No software development project manager would accept a $1,000 bet that they could deliver a multi-month project on time, on scope, and on budget as agreed before work began without any change requests allowed. They would be foolish to do so.

Since estimates correlate poorly to actuals, totaling up the estimates and analyzing them for accuracy without an outcome measure is an expensive yet non-useful activity.

If we remove the story point sizes from the estimates, we get the chart below.

Without the sizes on each of the work items, instead we are now seeing observable facts about the number of things completed each sprint. Throughput is factual, historical data collected. Throughput is a useful measurement because it is one of the variables in Little’s Law that describes how work-in-process, cycle time, and throughput relate to one another in any process. Throughput is a valuable measurement that is collected and used in calculating Monte Carlo Analysis to predict the probability of completing a number of items by a range of dates. Monte Carlo Analysis is well-established in queueing theory and reliability engineering and is used in many industries to forecast system performance based on historical data.

What does this mean? It means that velocity is throughput with a noisy multiplier. Since the sizes were guesses, they are not measurements. They cannot be input into a statistical process control as data and used to forecast future events.

Champions of velocity attempting to defend relative estimation will argue that it is the variance between the estimates that is important, because it helps a team learn to estimate better by comparing their total estimates completing each sprint. They will say that by measuring the variance in estimates from sprint to sprint, the team can slowly zero in and improve their estimation to become predictable.

They are attempting to apply statistical process control to story points as if they are a historical measure such as dollars spent, hours consumed, days to complete (cycle time), or number of items completed per unit of time (throughput). But story points are not a measurement of something that happened. They were a guess.
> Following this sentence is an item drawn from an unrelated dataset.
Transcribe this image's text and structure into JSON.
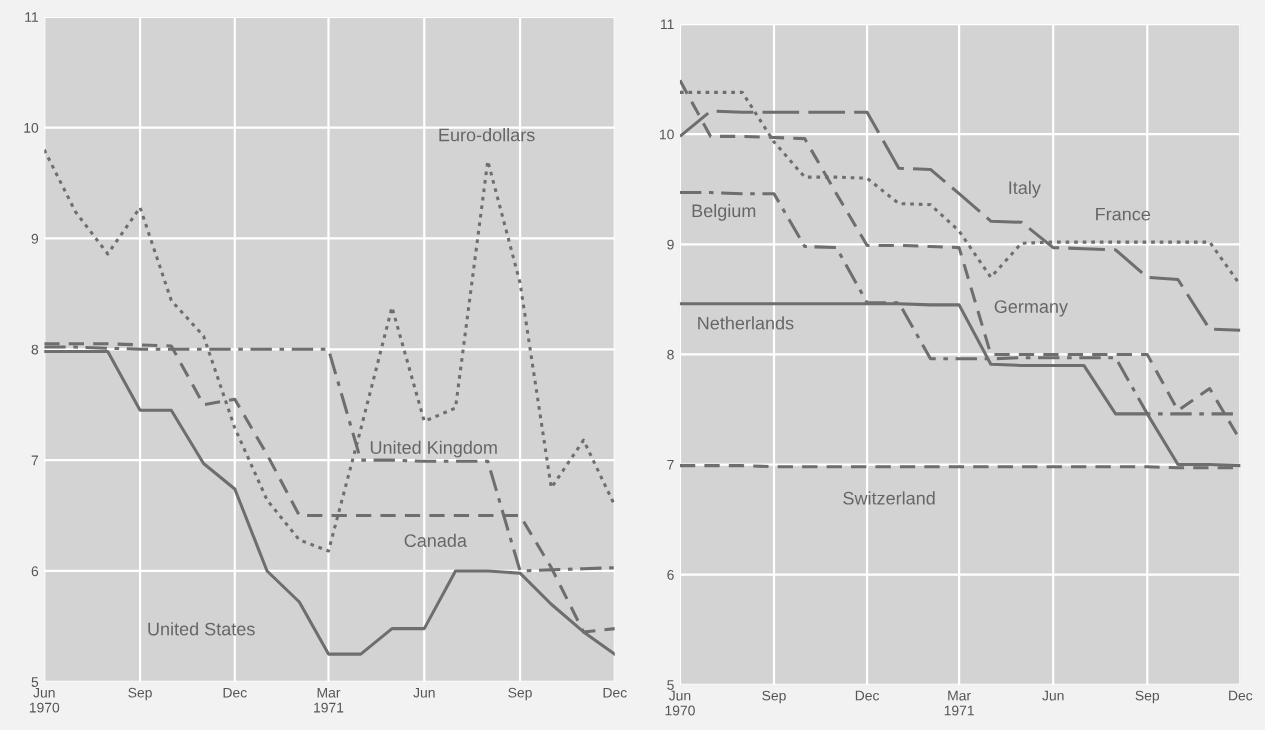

To improve the team’s ability to predict their ability to deliver, instead of story points, a cycle time measure would need to be added to the throughput chart and the points removed. That chart would look like this:

This chart provides predictability. We can now see historical data about how long it took to deliver each item. Rather than using guesses and treating them as though the guesses were all correct, we now have a collection of measurement data to which we can apply statistical analysis. This chart tells us that historically 95% of work items completed in 19 days or less.

What to take away from this:

  • Estimates are not measurements
  • Variance in guesses is not process variance.
  • Estimates are politically influenced
  • Measure cycle time and throughput instead

Over time, estimates are not becoming more accurate. They are becoming more acceptable. Measure cycle time, throughput, and WIP. Estimating in story points, gathering velocity, and attempting analysis on the velocity to validate assumptions is circular reasoning. Velocity variance shows us only one thing: estimates are becoming more politically acceptable over time.
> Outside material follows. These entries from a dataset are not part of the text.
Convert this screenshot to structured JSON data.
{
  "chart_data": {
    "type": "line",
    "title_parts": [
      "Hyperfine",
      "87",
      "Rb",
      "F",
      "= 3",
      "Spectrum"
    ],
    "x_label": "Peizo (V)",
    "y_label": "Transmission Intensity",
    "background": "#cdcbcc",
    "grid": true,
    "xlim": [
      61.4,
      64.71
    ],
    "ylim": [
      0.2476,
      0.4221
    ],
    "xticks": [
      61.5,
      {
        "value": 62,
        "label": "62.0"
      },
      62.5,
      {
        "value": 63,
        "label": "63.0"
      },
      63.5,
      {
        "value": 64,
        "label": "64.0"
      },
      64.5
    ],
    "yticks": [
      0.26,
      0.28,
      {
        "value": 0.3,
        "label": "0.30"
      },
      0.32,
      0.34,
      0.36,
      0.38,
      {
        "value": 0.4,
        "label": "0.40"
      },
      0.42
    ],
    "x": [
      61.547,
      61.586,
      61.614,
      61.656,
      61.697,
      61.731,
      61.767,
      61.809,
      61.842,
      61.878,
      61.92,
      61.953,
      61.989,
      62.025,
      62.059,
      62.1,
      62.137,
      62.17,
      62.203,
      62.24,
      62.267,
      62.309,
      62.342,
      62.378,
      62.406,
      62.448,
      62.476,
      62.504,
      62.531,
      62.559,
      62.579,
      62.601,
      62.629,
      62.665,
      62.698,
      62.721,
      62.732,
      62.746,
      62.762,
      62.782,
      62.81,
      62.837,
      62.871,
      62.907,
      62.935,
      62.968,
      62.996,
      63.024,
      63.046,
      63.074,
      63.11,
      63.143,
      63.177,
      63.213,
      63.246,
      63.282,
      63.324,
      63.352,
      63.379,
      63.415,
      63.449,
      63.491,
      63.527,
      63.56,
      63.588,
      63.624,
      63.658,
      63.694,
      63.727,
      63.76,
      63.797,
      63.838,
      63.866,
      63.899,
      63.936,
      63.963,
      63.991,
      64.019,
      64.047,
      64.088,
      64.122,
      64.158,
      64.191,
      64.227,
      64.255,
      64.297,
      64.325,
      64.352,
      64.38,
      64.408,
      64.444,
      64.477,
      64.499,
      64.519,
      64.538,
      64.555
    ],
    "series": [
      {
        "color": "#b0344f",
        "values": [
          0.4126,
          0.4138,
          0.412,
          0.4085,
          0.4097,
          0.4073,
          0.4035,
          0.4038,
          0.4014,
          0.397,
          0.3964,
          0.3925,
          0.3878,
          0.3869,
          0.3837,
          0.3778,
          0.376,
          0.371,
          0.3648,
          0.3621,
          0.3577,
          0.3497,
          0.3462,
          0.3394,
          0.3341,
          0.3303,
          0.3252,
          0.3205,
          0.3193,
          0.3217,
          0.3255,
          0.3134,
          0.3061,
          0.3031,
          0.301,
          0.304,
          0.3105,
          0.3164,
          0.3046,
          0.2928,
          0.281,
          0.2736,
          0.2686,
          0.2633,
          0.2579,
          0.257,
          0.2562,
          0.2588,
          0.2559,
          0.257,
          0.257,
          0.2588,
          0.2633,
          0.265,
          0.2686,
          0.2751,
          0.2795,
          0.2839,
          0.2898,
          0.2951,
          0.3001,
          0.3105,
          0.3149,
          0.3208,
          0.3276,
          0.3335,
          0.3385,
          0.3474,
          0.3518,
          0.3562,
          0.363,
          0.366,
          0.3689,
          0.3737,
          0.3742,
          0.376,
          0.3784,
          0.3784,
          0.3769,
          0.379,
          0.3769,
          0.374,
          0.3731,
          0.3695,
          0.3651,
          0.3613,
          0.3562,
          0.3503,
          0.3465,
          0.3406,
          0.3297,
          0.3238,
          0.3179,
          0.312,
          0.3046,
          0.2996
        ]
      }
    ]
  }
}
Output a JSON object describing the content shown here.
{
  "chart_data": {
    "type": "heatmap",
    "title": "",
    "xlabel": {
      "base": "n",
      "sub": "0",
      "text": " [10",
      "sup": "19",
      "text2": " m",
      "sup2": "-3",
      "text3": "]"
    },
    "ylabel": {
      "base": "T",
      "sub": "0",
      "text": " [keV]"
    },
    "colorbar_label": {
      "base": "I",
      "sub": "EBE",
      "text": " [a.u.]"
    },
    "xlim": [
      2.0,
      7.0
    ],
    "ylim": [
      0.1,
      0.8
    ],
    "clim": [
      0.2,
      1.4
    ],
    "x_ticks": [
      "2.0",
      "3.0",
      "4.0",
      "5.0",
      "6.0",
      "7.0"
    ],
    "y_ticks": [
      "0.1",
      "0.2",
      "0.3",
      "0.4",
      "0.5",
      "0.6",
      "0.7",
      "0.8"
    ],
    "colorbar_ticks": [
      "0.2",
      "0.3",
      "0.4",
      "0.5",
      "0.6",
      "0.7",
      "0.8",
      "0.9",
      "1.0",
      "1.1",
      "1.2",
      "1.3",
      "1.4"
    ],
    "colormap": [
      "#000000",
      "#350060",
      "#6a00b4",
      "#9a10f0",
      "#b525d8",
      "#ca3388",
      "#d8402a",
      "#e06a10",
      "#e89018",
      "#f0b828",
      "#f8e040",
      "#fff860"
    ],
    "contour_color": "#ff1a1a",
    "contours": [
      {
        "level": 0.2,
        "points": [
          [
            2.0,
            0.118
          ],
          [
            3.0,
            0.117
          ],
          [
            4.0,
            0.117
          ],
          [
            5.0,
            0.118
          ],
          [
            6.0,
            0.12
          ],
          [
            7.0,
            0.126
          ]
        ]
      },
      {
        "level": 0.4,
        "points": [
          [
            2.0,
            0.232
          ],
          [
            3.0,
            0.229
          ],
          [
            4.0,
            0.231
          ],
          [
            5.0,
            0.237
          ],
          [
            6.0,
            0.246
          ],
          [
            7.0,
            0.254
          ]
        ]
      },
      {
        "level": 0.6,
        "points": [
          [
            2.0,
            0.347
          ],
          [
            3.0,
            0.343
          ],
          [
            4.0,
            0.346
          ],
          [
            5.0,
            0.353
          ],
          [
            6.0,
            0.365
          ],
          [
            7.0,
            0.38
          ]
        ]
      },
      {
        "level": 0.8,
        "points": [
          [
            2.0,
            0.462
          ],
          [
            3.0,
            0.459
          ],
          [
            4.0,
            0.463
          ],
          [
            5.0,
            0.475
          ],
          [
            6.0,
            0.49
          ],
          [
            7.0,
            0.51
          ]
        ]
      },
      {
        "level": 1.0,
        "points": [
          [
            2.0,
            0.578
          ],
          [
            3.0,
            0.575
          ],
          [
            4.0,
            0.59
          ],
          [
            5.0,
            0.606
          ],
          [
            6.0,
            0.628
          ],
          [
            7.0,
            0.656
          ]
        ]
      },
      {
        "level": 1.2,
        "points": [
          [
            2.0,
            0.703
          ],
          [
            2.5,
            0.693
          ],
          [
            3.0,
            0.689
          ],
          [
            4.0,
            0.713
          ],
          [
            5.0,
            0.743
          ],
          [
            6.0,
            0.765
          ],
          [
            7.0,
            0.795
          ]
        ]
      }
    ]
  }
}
A final thought: What is the virtue of using a pseudoscientific system that looks like math and statistical analysis to improve estimation when estimation can be accomplished by simply adopting short iterations to reduce the scale of any variance between estimates and actuals and improve precision. Why spend money and time assigning points, building charts around points, and then analyzing the patterns in the charts when the team can simply be asked, “Can you get this done in 2-3 days? No? How can we make it smaller?”